Hardware is currently a GPU renderer’s biggest limitation. The size of scenes is restricted by the amount of VRam you have on- board and though it is possible to improve speed performance by adding additional cards, the same is not true for memory, since each card needs to have the full scene loaded. This also means if you’re mixing cards, your usable memory is limited by the card with the lowest specification.

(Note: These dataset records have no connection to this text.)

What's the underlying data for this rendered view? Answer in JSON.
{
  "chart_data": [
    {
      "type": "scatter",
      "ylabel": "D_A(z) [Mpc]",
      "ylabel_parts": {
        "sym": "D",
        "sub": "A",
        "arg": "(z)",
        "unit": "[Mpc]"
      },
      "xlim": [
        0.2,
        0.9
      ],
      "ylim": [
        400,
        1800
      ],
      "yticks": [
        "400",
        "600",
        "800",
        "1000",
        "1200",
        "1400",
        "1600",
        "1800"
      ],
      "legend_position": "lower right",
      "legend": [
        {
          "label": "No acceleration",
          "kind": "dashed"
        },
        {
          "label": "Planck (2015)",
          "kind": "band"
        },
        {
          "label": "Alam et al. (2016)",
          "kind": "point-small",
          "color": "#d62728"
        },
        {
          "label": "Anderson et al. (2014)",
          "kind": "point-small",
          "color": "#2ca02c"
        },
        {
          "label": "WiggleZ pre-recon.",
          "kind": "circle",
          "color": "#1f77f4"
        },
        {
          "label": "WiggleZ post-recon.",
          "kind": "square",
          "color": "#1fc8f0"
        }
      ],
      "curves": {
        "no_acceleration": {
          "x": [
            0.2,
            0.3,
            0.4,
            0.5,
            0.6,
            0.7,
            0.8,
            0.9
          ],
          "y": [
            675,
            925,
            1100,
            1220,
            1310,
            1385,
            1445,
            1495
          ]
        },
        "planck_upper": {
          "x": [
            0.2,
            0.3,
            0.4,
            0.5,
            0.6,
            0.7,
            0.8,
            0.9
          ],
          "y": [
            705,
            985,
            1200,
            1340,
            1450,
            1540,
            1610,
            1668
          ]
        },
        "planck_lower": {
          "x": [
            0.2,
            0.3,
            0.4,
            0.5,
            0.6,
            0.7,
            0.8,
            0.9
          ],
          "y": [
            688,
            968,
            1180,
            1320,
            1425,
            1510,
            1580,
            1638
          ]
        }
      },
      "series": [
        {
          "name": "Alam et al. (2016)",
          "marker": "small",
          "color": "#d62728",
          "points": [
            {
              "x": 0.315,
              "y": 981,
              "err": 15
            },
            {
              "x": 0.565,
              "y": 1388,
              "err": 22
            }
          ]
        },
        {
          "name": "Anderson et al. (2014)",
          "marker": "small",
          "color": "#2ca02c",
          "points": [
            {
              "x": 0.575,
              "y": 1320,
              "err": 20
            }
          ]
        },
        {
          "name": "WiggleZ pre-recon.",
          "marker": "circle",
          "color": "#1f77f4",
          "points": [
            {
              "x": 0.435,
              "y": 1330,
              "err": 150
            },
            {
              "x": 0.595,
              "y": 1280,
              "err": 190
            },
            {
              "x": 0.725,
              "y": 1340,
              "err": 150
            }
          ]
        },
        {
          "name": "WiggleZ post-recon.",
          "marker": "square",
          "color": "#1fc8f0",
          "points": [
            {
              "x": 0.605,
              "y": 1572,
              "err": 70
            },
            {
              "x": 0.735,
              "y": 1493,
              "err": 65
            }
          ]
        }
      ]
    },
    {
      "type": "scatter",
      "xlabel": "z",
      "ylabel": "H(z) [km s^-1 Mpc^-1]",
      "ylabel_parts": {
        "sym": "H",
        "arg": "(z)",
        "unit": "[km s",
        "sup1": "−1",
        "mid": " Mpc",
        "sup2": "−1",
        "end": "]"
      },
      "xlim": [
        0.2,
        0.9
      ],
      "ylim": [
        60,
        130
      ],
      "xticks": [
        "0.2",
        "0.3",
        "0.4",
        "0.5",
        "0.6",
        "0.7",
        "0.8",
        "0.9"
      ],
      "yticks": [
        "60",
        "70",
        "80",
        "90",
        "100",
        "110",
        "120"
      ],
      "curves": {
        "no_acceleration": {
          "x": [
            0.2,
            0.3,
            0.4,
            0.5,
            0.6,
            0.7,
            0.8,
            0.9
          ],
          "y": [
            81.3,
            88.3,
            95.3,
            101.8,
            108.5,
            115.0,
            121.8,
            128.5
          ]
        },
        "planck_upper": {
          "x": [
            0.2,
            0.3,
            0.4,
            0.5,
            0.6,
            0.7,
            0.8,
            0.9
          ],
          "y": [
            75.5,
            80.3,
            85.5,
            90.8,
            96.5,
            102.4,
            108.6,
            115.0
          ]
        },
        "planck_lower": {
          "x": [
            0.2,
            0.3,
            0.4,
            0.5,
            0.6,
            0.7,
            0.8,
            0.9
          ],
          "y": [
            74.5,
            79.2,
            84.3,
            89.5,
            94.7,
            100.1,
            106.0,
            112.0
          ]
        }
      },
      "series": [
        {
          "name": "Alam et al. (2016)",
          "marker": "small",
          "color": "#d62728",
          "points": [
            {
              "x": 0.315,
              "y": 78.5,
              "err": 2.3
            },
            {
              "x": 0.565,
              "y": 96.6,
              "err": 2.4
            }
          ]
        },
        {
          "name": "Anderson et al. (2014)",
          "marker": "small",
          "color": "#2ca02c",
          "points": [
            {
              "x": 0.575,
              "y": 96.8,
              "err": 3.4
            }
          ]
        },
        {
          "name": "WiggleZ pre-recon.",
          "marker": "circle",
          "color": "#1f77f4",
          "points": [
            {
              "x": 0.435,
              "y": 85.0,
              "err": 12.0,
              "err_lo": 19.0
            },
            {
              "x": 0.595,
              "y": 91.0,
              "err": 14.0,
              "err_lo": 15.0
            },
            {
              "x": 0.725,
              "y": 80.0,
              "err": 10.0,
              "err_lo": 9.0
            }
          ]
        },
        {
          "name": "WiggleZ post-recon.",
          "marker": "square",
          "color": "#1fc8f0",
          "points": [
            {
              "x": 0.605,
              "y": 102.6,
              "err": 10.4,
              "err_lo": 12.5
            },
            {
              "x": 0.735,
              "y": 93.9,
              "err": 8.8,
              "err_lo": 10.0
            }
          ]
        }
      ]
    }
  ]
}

There’s also a limit on the number of texures that can be used, imposed by the CUDA API. This is dependent upon the card architecture you’re using. For pre-Kepler cards the limits are 64 RGBA textures, 32 greyscale textures, 4 HDR RGBA textures and 4 HDR greyscale textures. For Kepler architecture the allowances are more generous with 144 RGBA textures, 68 greyscale textures, 10 HDR RGBA textures, and 10 HDR greyscale textures permitted. Kepler GPUs also introduced the concept of bindless textures which theoretically removes these limits, though this has yet to be integrated into Octane because it would remove support for pre-Kepler cards.